In rebuttal, the State presented three witnesses. The first witness was Christopher
Allen, a police officer with the City of Dallas. Officer Allen testified that he encountered
appellant in an area near the Apple Creek apartments just after midnight on December 10,
1998. Johanna Rodriguez, the manager of the Apple Creek apartments, testified that she
recalled seeing appellant in the vicinity of the Apple Creek apartments around
Thanksgiving.

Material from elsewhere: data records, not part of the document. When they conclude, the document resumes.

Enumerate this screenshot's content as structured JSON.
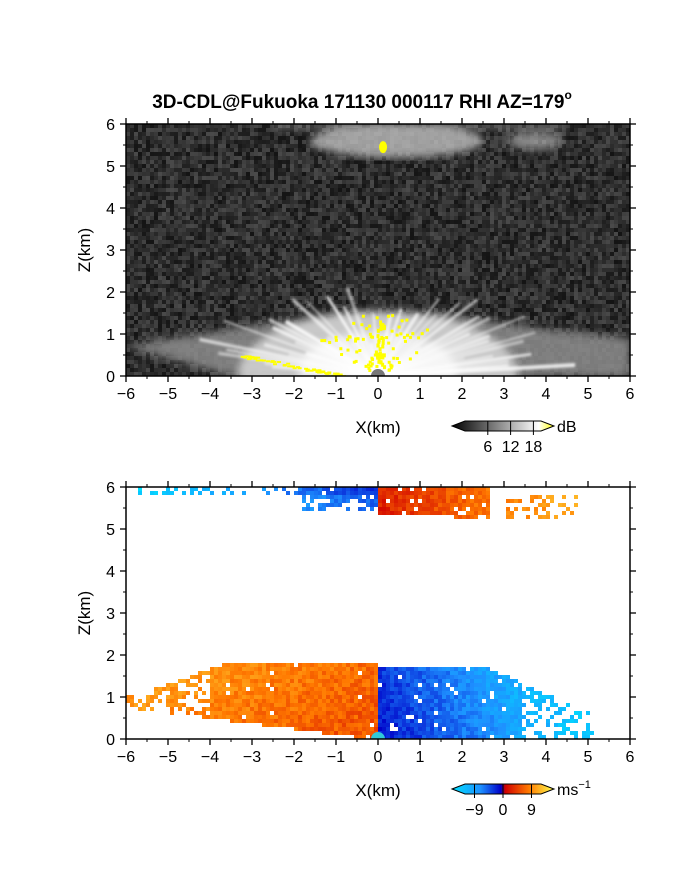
{
  "title": "3D-CDL@Fukuoka 171130 000117 RHI AZ=179",
  "title_degree": "o",
  "chart_data": [
    {
      "type": "heatmap",
      "panel": "reflectivity",
      "xlabel": "X(km)",
      "ylabel": "Z(km)",
      "xlim": [
        -6,
        6
      ],
      "ylim": [
        0,
        6
      ],
      "xticks": [
        "-6",
        "-5",
        "-4",
        "-3",
        "-2",
        "-1",
        "0",
        "1",
        "2",
        "3",
        "4",
        "5",
        "6"
      ],
      "yticks": [
        "0",
        "1",
        "2",
        "3",
        "4",
        "5",
        "6"
      ],
      "colorbar": {
        "unit": "dB",
        "ticks": [
          6,
          12,
          18
        ],
        "range": [
          0,
          20
        ],
        "colormap": "grayscale"
      },
      "features": [
        {
          "name": "boundary-layer fan echo",
          "x_range": [
            -6,
            6
          ],
          "z_range": [
            0,
            1.5
          ],
          "intensity": "medium-high"
        },
        {
          "name": "upper cloud layer",
          "x_range": [
            -2.5,
            4.5
          ],
          "z_range": [
            5.2,
            6.0
          ],
          "intensity": "medium"
        },
        {
          "name": "saturated near-radar echo",
          "x_range": [
            -0.8,
            1.0
          ],
          "z_range": [
            0.3,
            1.3
          ],
          "intensity": "very high"
        },
        {
          "name": "saturated surface echo",
          "x_range": [
            -3.3,
            -0.8
          ],
          "z_range": [
            0.0,
            0.5
          ],
          "intensity": "very high"
        },
        {
          "name": "saturated cloud-base spot",
          "x_range": [
            0.0,
            0.2
          ],
          "z_range": [
            5.3,
            5.6
          ],
          "intensity": "very high"
        }
      ],
      "background": "noise"
    },
    {
      "type": "heatmap",
      "panel": "doppler velocity",
      "xlabel": "X(km)",
      "ylabel": "Z(km)",
      "xlim": [
        -6,
        6
      ],
      "ylim": [
        0,
        6
      ],
      "xticks": [
        "-6",
        "-5",
        "-4",
        "-3",
        "-2",
        "-1",
        "0",
        "1",
        "2",
        "3",
        "4",
        "5",
        "6"
      ],
      "yticks": [
        "0",
        "1",
        "2",
        "3",
        "4",
        "5",
        "6"
      ],
      "colorbar": {
        "unit": "ms",
        "unit_exponent": "−1",
        "ticks": [
          "−9",
          "0",
          "9"
        ],
        "range": [
          -12,
          12
        ],
        "colormap": "blue-red-yellow"
      },
      "features": [
        {
          "name": "lower layer, left of radar",
          "x_range": [
            -6,
            0
          ],
          "z_range": [
            0,
            1.8
          ],
          "velocity_range": [
            0.5,
            9
          ]
        },
        {
          "name": "lower layer, right of radar",
          "x_range": [
            0,
            5
          ],
          "z_range": [
            0,
            1.7
          ],
          "velocity_range": [
            -12,
            -0.5
          ]
        },
        {
          "name": "upper layer, left of radar",
          "x_range": [
            -6,
            0
          ],
          "z_range": [
            5.7,
            6.0
          ],
          "velocity_range": [
            -12,
            -2
          ]
        },
        {
          "name": "upper layer, right of radar",
          "x_range": [
            0,
            4.8
          ],
          "z_range": [
            5.2,
            6.0
          ],
          "velocity_range": [
            1.5,
            8
          ]
        }
      ]
    }
  ],
  "colors": {
    "saturation": "#ffff00",
    "axis": "#000000",
    "background": "#ffffff"
  }
}
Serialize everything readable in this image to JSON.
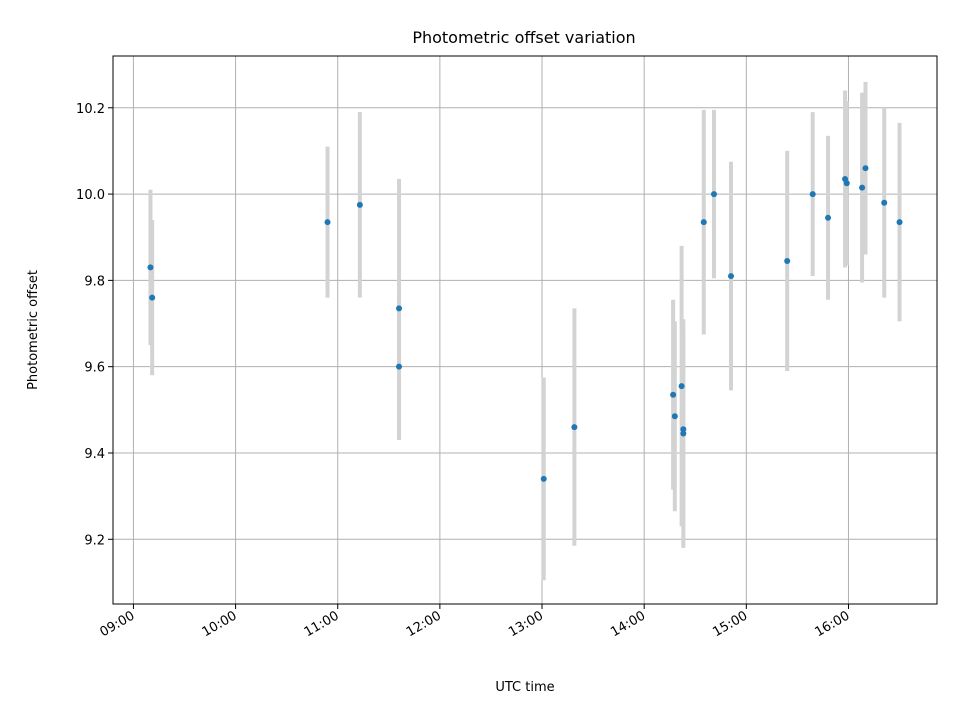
{
  "chart_data": {
    "type": "scatter",
    "title": "Photometric offset variation",
    "xlabel": "UTC time",
    "ylabel": "Photometric offset",
    "xlim": [
      "08:48",
      "16:52"
    ],
    "ylim": [
      9.05,
      10.32
    ],
    "xticks": [
      "09:00",
      "10:00",
      "11:00",
      "12:00",
      "13:00",
      "14:00",
      "15:00",
      "16:00"
    ],
    "yticks": [
      9.2,
      9.4,
      9.6,
      9.8,
      10.0,
      10.2
    ],
    "grid": true,
    "colors": {
      "points": "#1f77b4",
      "errorbars": "#d3d3d3"
    },
    "points": [
      {
        "x": "09:10",
        "y": 9.83,
        "yerr": 0.18
      },
      {
        "x": "09:11",
        "y": 9.76,
        "yerr": 0.18
      },
      {
        "x": "10:54",
        "y": 9.935,
        "yerr": 0.175
      },
      {
        "x": "11:13",
        "y": 9.975,
        "yerr": 0.215
      },
      {
        "x": "11:36",
        "y": 9.735,
        "yerr": 0.3
      },
      {
        "x": "11:36",
        "y": 9.6,
        "yerr": 0.17
      },
      {
        "x": "13:01",
        "y": 9.34,
        "yerr": 0.235
      },
      {
        "x": "13:19",
        "y": 9.46,
        "yerr": 0.275
      },
      {
        "x": "14:17",
        "y": 9.535,
        "yerr": 0.22
      },
      {
        "x": "14:18",
        "y": 9.485,
        "yerr": 0.22
      },
      {
        "x": "14:22",
        "y": 9.555,
        "yerr": 0.325
      },
      {
        "x": "14:23",
        "y": 9.455,
        "yerr": 0.225
      },
      {
        "x": "14:23",
        "y": 9.445,
        "yerr": 0.265
      },
      {
        "x": "14:35",
        "y": 9.935,
        "yerr": 0.26
      },
      {
        "x": "14:41",
        "y": 10.0,
        "yerr": 0.195
      },
      {
        "x": "14:51",
        "y": 9.81,
        "yerr": 0.265
      },
      {
        "x": "15:24",
        "y": 9.845,
        "yerr": 0.255
      },
      {
        "x": "15:39",
        "y": 10.0,
        "yerr": 0.19
      },
      {
        "x": "15:48",
        "y": 9.945,
        "yerr": 0.19
      },
      {
        "x": "15:58",
        "y": 10.035,
        "yerr": 0.205
      },
      {
        "x": "15:59",
        "y": 10.025,
        "yerr": 0.19
      },
      {
        "x": "16:08",
        "y": 10.015,
        "yerr": 0.22
      },
      {
        "x": "16:10",
        "y": 10.06,
        "yerr": 0.2
      },
      {
        "x": "16:21",
        "y": 9.98,
        "yerr": 0.22
      },
      {
        "x": "16:30",
        "y": 9.935,
        "yerr": 0.23
      }
    ]
  }
}
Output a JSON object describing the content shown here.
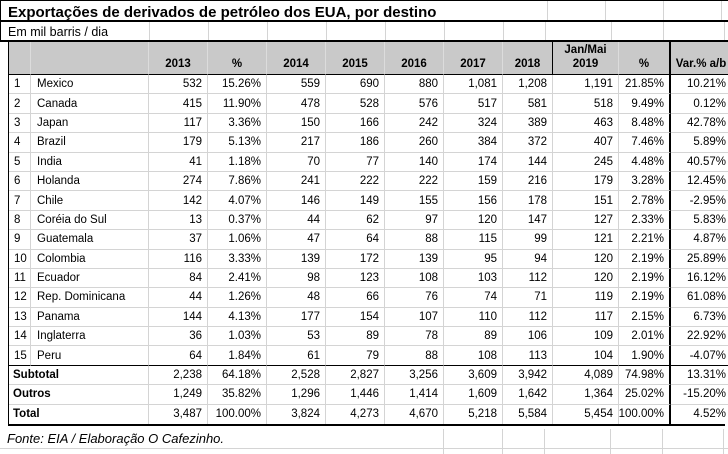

Finally, the State called Melvin Williams, a private security guard for the
Apple Creek apartments. Williams testified that he saw appellant at the apartment
complex the night after the murder.
The positive identification of a defendant as the perpetrator is sufficient to support
a conviction. See Garcia v. State, 563 S.W.2d 925, 928 (Tex.Crim.App. 1978); Ford v.
State, 509 S.W.2d 317, 318 (Tex.Crim.App. 1974); Lopez v. State, 815 S.W.2d 846, 849
(Tex.App.–Corpus Christi 1991, no pet.). Regardless of Alfara’s prior statements, at trial
he positively identified appellant as the perpetrator of the crime. As appellant does not
challenge the admissibility or reliability of Alfara’s in-court identification, appellant’s
challenge goes to the weight of the evidence, not its admissibility. See Bledsoe v. State,
21 S.W.3d 615, 621 (Tex.App.–Tyler 2000, no pet.). The jury was in the best position to
judge Alfara’s demeanor and credibility and determine the appropriate weight to give his
in-court identification of appellant as the perpetrator. See Johnson, 23 S.W.3d at 8. The
14
fact that Alfara may have previously been uncertain in his identification of appellant as the
perpetrator was merely a factor for the jury to consider in assessing the weight of his
testimony. See Garcia, 563 S.W.2d at 928; Bledsoe, 21 S.W.3d at 621.
In regard to appellant’s alibi evidence, the jury is entitled to disbelieve evidence of
an alibi. See Ford, 509 S.W.2d at 318. Even if the prosecution fails to rebut alibi
evidence, the jury is not required to believe such evidence or acquit the defendant. See
Johnson v. State, 449 S.W.2d 479, 480 (Tex.Crim.App. 1970). Where, as here, there was
conflicting testimony regarding appellant’s alibi, the jury possessed the sole discretion to
decide which evidence to accept or to reject and to reconcile conflicts in the evidence. See
Losada, 721 S.W.2d at 309.
In conclusion, there was sufficient evidence for the jury to resolve the issue of
identity against appellant and convict him of the offense. See Ford, 509 S.W.2d at 318.
The proof of guilt is not so obviously weak as to undermine confidence in the jury’s
determination, nor is the proof of guilt greatly outweighed by contrary proof. See Johnson,
23 S.W.3d at 11. The evidence is not factually insufficient to support the verdict.
Appellant’s second issue is overruled.
CONCLUSION
Having overruled both of appellant’s issues, we affirm the judgment of the trial court.